I settled on a career in academia because I recognized the fulfillment I found in teaching at the head of a classroom. My segue into teaching began with offering English classes to non-native speakers and slowly transferred to art history as I advanced in my degrees to my current station as GTA in the department of History of Art. Although the subject matter of my classes has changed, what remains is the excited feeling I gain when helping my students to acquire new understanding.
If you are like me, you likely feel passionate about the area of your specialization and one aspect of your career that you look forward to is introducing students to the stimulating insights your field has to offer. The benefit of participating as a facilitator in UCAT’s Teaching Orientation is that helps you identify specific classroom practices to convert your warm but amorphous passion into concrete classroom practices that you can wield to improve your efficiency as a teacher, and hopefully improve your students’ experiences in learning.
I went through UCAT orientation’s as a participation the first year of my PhD in 2014. Because I came to OSU with teaching and TAing experience, I was nonplussed to learn that my department required that I attend these sessions, especially because I felt the TA training workshops that I had attended at my previous institution were largely a waste of time. My expectations were almost immediately exceeded, however, and I learned so much about teaching by the end of the orientation that I decided to apply to be a facilitator the following year. I have instructed the “Introduction to Teaching and Learning” the last two years in 2015 and 2016. While I was excited to return as a facilitator to work with new GTAs and help share teaching strategies with them, I did not anticipate just how impactful repeating these trainings would be for my own teaching. Throughout the two “Introduction to Teaching and Learning” sessions, facilitators continually ask GTA participants to stop and reflect on whatever principle of teaching we’ve been reviewing. Participants take time to write out what they have learned, or which practices they foresee implementing. The benefit of being a facilitator is that if you apply yourself, these two sessions can serve as a major “reflective” experience for your own teaching, one that comes right before the start of the new fall semester, where you are perfectly poised to apply new techniques directly into your teaching.

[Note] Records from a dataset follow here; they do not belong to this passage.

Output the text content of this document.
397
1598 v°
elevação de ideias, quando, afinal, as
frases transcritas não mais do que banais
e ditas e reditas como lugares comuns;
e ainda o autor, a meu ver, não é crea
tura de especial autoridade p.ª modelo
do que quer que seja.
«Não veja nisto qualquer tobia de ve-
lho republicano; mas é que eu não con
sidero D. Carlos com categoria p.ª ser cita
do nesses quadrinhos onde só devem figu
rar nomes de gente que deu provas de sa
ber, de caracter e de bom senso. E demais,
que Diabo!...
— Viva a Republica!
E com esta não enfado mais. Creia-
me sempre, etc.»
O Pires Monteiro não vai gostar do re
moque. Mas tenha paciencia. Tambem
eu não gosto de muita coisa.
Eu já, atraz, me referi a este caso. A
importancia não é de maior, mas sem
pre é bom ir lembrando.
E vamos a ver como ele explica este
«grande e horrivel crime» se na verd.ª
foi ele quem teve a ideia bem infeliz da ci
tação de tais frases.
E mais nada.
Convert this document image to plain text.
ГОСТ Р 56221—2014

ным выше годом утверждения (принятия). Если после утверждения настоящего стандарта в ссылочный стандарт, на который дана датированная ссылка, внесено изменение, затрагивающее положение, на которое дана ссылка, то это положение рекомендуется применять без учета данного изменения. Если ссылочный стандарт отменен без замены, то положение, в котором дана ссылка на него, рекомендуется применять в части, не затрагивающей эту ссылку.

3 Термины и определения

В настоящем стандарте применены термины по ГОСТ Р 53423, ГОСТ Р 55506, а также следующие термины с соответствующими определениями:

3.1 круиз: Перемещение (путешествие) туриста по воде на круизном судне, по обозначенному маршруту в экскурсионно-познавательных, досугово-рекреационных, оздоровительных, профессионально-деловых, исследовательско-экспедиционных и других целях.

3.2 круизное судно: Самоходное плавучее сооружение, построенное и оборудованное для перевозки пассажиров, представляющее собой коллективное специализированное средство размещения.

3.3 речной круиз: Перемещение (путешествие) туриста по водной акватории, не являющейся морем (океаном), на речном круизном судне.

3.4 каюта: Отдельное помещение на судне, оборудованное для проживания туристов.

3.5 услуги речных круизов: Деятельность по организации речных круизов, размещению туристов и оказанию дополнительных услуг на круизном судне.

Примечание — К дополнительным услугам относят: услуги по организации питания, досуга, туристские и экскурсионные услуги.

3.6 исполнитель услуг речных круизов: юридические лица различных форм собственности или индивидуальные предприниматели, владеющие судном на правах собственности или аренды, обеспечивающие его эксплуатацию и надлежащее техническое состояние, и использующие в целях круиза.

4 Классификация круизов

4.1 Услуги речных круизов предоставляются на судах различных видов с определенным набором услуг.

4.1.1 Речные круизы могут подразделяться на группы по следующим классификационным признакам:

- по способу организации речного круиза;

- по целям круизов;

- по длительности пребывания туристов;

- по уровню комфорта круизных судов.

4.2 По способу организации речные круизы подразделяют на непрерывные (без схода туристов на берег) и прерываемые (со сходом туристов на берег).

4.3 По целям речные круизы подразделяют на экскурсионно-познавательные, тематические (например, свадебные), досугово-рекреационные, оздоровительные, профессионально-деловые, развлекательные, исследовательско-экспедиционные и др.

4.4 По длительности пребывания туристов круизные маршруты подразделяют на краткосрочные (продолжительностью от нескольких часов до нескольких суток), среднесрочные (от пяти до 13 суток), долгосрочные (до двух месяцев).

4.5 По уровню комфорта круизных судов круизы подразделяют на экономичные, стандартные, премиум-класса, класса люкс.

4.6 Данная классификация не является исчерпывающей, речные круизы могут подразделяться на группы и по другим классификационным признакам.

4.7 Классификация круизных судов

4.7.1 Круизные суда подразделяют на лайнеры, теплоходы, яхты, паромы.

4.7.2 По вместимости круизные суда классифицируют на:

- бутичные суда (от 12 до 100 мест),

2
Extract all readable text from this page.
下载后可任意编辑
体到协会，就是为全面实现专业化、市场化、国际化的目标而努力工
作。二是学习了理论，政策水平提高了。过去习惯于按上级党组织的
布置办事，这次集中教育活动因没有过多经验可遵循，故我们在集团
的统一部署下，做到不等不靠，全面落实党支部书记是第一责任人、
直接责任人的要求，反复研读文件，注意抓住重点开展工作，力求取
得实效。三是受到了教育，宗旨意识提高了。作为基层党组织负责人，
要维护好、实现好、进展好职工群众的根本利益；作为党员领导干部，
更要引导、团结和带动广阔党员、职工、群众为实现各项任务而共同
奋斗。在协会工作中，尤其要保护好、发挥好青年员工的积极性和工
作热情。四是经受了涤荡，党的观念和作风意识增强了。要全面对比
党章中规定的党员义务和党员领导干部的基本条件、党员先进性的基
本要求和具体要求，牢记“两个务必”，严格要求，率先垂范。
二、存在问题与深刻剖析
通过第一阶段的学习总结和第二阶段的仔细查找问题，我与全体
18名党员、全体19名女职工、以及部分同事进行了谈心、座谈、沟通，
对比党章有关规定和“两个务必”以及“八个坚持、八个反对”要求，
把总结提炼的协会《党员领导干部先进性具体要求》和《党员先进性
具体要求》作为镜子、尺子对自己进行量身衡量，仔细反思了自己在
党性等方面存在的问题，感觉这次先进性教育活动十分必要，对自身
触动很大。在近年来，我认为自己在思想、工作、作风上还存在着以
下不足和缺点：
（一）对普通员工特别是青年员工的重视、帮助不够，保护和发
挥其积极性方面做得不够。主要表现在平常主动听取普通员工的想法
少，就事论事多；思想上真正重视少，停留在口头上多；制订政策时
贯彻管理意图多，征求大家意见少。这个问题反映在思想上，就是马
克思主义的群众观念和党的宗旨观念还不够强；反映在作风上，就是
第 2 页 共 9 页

One tangible practice that I have altered as a result from my experiences as a facilitator is the way I approach my first day of class. As a participant, this “first day” section of the ITL training is designed to help you transition mentally from student to teacher as you prepare (perhaps for the first time) to be in front of a classroom. As a facilitator, being reminded of what it’s like to be a student in a new class on the first day has helped me think about and refine the tools I use to establish a proper learning environment from the first day that will help maintain the classroom throughout the semester. Transitioning back and forth between facilitating and teaching has encouraged me to hone first day activities such as finding my purposeful ice-breakers, or even the way I introduce policies. As I’ve become more proficient in teaching from day one, I have seen better results from my students and their willingness to engage in course materials, participate in class discussions, and feel comfortable in approaching me outside of class for additional help.
Along with considering concrete activities that will improve your teaching, another major benefit in working with UCAT is that I was reminded that effective teaching is a career-long pursuit. This perspective allows me to identify areas for improvement both in the short-term, as well as the long-term. Thanks to UCAT, one principle I will now continuously consider is how I can more adequately recognize and respond to diversity in my classroom. Working with UCAT has helped me be aware of how I view my students, the kinds of examples I share, and how I can utilize the diverse backgrounds of my students to compound the educational experience of the classroom to extend beyond merely the subject matter. The importance of bringing an international student into conversation with a student born and raised in Ohio over an issue such as Enlightenment philosophy and government structure is something I would have never recognized, let alone had the awareness to facilitate if it weren’t for learning about diversity through UCAT.
Working as a GTA in my department has offered me excellent experience in working with students in the classroom, giving me opportunity to share my excitement about art history with students who may have never studied art before. But working for UCAT as an orientation facilitator has provided me with invaluable training to craft and hone my teaching to be a more alert and reflective teacher, which has hopefully allowed me to better serve my students.